Extrait de l'éditorial de Combattre pour le socialisme n°2 (84) janvier 2001
Retraite à 60 ans :
offensive du Medef …
Le
22 décembre 2000, à l'aube, le patronat a lancé un nouveau défi au prolétariat.
Sur la lancée de la victoire qu'est pour lui l'agrément par le gouvernement de
la convention Seillière-Notat de destruction de l'assurance-chômage avec le
PARE, le Medef s'en prend au droit à la retraite à 60 ans.
C'est
sur le terrain des retraites complémentaires que le patronat a choisi de porter
le fer, grâce à la participation des dirigeants confédéraux CGT et FO au groupe
de travail de la "refondation sociale" créé à cet effet. En
conclusion des travaux de ce groupe, le patronat a octroyé une alternative qui rappelle à quel point il
est naturel pour les héritiers de maîtres des forges de se comporter en
vulgaires maîtres chanteurs.
En
effet, le premier terme de l'alternative est qu'un accord soit signé qui
instaure le principe de la "retraite à la carte". Cela signifie
calculer l'âge de départ autorisé (sans pénalités) individuellement, en
retraite en fonction du nombre d'année de cotisations et de l'espérance de vie
moyenne. Dans un premier temps, le Medef veut porter progressivement à 45 ans
la durée de cotisation nécessaire pour bénéficier d'une retraite complémentaire
à taux plein.
Deuxième
terme de l'alternative: le patronat cesse de payer, sans attendre 2004, pour l'accord 'ASF', accord qui depuis 1983
assure le versement de la retraite complémentaire à taux plein à l'âge de 60
ans, et qui venait à échéance au 31/12/2000. En conséquence, les retraites
complémentaires (en moyenne un tiers du montant total des retraites des
salariés) baisseraient de 22%.
Derrière
le vocable de "retraite à la carte", l'objectif des capitalistes
français et de leur aile marchante, le Medef, c'est de payer le moins possible
et le moins longtemps possible pour les retraites. Objectif collatéral:
proposer les produits financiers de leurs entreprises comme planche de salut
pour éviter des retraites de misère (D.Kessler, artisan de la
"refondation"/démolition patronale n'est-il pas patron du premier
groupe français d'assurance?)
L'attaque
patronale contre les retraites complémentaires est un levier pour faire la même
chose dans le régime général. D'ailleurs, le patronat propose de faire entrer
sa contre-réforme en vigueur en 2004, pour qu'elle prenne ainsi le relais de la
"réforme" Balladur de 1993, qui aura porté, de 1993 à 2003, la durée
de cotisation de 37 annuités et demi à 40 dans le privé pour un départ en
retraite à taux plein; et baissé le montant des retraites en changeant leur
mode de calcul.
… et du gouvernement
Jospin-Gayssot-Voynet-Schwartzenberg
Parallèlement
à la liquidation de l'ASF par le Medef, le gouvernement de la "gauche
plurielle" s'en prend lui aussi aux retraites et pensions. Le ministre
Sapin annonçait sur LCI le 3 janvier que le gouvernement "allait bouger"

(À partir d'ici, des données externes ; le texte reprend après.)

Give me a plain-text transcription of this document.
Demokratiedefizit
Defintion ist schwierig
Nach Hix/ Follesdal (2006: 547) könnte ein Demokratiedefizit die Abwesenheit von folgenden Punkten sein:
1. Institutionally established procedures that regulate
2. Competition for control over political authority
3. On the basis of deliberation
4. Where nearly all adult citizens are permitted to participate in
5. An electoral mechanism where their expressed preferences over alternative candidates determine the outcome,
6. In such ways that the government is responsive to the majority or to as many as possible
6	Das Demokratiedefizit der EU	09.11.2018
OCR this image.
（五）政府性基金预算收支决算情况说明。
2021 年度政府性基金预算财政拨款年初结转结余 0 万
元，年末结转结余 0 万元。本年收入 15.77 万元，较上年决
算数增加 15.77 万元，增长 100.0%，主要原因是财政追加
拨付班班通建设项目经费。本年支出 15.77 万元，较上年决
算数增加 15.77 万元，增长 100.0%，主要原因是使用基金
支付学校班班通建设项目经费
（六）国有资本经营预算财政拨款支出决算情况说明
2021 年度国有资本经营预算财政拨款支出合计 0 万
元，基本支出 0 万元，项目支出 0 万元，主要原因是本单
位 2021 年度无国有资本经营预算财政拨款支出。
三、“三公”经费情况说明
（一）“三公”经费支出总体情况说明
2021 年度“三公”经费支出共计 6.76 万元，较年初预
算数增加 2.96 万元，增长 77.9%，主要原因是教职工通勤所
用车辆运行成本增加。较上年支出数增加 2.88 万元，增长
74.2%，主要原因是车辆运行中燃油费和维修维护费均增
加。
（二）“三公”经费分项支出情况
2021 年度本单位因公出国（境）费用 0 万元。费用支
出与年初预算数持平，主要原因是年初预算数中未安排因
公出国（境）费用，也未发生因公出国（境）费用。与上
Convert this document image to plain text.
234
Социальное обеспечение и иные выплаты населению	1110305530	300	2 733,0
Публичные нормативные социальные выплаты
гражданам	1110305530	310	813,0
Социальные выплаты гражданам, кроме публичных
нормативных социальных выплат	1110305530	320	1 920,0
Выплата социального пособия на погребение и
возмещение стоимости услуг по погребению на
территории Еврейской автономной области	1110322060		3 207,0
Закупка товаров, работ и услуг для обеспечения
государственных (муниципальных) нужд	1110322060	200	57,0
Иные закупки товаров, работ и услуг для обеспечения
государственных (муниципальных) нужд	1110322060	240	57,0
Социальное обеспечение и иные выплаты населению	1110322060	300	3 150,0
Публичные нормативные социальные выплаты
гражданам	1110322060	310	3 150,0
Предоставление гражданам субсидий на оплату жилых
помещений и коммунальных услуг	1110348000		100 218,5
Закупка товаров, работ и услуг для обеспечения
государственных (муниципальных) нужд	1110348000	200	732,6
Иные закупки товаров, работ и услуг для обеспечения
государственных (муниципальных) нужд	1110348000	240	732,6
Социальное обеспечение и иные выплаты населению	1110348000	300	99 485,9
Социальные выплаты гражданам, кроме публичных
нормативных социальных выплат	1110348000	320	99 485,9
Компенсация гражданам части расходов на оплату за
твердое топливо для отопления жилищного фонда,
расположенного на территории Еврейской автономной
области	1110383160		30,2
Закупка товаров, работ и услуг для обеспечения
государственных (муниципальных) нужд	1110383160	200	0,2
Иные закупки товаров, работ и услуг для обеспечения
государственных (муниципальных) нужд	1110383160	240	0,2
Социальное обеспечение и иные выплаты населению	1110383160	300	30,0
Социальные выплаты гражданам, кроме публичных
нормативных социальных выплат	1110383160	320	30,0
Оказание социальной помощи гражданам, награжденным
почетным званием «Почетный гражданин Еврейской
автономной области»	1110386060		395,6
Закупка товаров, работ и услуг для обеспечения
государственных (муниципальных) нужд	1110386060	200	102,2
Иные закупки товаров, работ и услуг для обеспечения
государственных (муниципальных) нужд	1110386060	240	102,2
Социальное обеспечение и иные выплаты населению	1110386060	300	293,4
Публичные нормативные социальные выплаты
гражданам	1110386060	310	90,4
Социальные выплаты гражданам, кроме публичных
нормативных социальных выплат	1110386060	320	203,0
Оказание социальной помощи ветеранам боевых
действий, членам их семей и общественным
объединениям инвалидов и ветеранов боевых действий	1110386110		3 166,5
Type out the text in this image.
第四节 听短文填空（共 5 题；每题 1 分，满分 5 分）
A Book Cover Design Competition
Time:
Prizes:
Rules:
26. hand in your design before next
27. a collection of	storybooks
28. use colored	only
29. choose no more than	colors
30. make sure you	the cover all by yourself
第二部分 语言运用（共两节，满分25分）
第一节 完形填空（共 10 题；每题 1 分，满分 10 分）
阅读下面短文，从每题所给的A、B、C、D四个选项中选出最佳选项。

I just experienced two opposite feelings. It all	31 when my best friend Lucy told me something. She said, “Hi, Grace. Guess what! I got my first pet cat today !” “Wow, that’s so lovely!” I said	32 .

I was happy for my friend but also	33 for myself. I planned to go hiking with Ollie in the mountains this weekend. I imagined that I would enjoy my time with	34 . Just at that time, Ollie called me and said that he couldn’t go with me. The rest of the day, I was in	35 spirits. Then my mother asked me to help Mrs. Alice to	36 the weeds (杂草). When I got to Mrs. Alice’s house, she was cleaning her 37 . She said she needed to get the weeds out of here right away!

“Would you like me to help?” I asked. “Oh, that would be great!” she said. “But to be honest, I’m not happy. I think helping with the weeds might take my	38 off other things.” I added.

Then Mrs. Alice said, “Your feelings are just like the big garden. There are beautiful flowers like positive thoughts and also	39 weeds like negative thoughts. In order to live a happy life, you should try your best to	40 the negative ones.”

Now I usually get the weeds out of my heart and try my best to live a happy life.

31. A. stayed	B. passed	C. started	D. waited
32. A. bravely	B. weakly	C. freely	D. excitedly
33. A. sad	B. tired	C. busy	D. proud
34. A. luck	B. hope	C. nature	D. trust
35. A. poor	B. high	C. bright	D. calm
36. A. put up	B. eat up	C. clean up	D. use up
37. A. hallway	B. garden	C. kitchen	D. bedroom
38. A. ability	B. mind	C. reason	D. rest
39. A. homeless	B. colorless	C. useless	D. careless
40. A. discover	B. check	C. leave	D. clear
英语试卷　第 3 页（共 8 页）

sur la question des retraites. C'est être trop modeste: le gouvernement a déjà
"bougé". Il a non seulement préservé la contre-réforme Balladur au
lendemain des élections de 1997, mais aussi, en particulier, fait adopter la
loi sur l'épargne salariale qui est un levier pour que se multiplient des fonds
de pension d'entreprises cogérés par les organisations syndicales avec sortie
en rente: des pas significatifs vers la retraite par capitalisation, les
produits "d'épargne retraite".
Et
après l'épargne salariale-fonds de pension, le gouvernement a fait savoir, au
travers d'un mémorandum sur les finances publiques de 2002 à 2004 adressé à la
commission de Bruxelles le 21 décembre 2000, qu'il comptait bien "Poursuivre
une réforme progressive des retraites", prétendument "pour
consolider les régimes par répartition", ce qui selon le gouvernement
passe notamment par "l´alignement progressif de la durée de cotisation
sur celle des salariés du secteur privé".
C'est
pour faire avaler cette pilule aux travailleurs de la fonction publique que le
gouvernement a constitué un Conseil d'orientation des retraites auquel
participent dirigeants syndicaux CGT, FO, FSU, et FEN.
A
ce titre, participant aux travaux de "déminage" au compte du
gouvernement, ils sont bien informés, tel Marc Blondel (FO) quand il déclare:
"
Si le Premier ministre considère que la retraite à soixante ans n´est plus de
mise et qu´elle doit être jetée aux orties, qu´il le dise ! "
(le 2 janvier sur LCI)
Et
de poursuivre éhontément:
"
S´il[Jospin – Ndlr] revient sur un engagement politique, c´est son problème, et
les gens jugeront. (…) Ce que j´attends de Lionel Jospin, c´est qu´il prenne
ses responsabilités."
Que
le gouvernement "prenne ses responsabilités"? Blondel se situe
d'emblée sur le terrain qui a permis l'agrément du PARE. Car, effectivement,
pour le gouvernement, comme pour le Medef, c'est aux orties que doit être jeté
le droit à la retraite à 60 ans ainsi que, d'une manière générale, le régime de
retraite par répartition assis sur la solidarité ouvrière ainsi que le code des
pensions de la fonction publique.
"Les cinq centrales
annoncent qu'elles vont établir début janvier des contre-propositions"
Au
sortir de l'ultime séance de négociations avec le patronat, " les cinq
centrales annoncent qu'elles vont établir début janvier des contre-propositions"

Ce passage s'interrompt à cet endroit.